Travel, art and food come together in Move-able Feasts in twelve different and memorable iterations. But ultimately, what it celebrates is a remarkable partnership of four-decades – of a love that has strengthened and deepened through multiple shared interests. The back cover photograph, taken by their daughter Ajlai – to whom the book is dedicated – somehow captures that very well.

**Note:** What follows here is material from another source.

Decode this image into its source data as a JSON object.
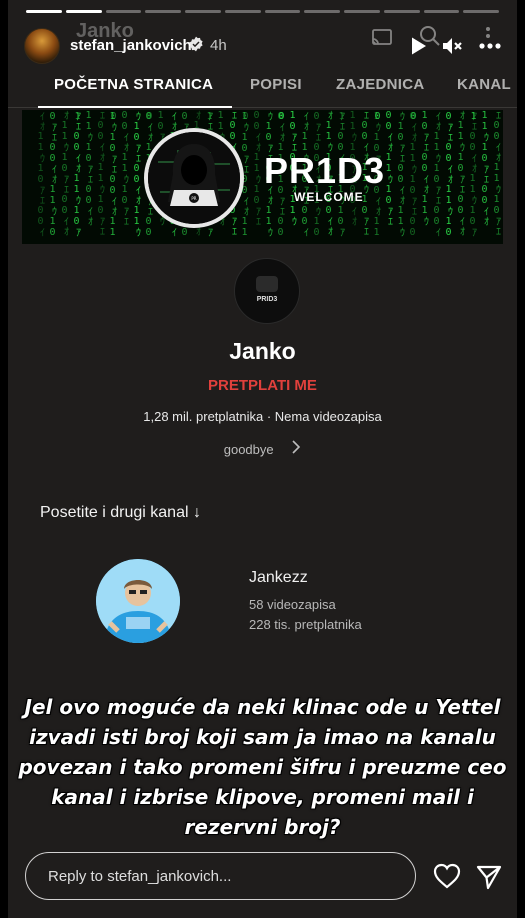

The front cover of the book is no less arresting. It is, interestingly, not of food, but flowers – dried rose petals strewn on the ground, photographed in a Marrakech souk. It is impossible not to respond to the beauty of that image; and the same image is replicated both on the dust-jacket and the cover of the hardback. Usually, only the dust jacket is done this way, with the board covers beneath being mostly wrapped in cloth or paper of solid colours. In a personal conversation the author had explained why they went for the exception:

It’s likely that the book will find a place in the drawing room, dining room or even the kitchen of a household, if there is space for one. The dust jacket is bound to undergo wear and tear over a period of time… the image will still last on the hard-bound cover then.

This book is meant to last. To be a part of one’s life and an accompaniment to its good times. It made for the perfect gift for my best friend and her husband (also a friend) for their 25th anniversary early next year. On a rare evening out together, I bought it for them.

Move-able Feasts, Kunal Basu and Susmita Basu, Starmark.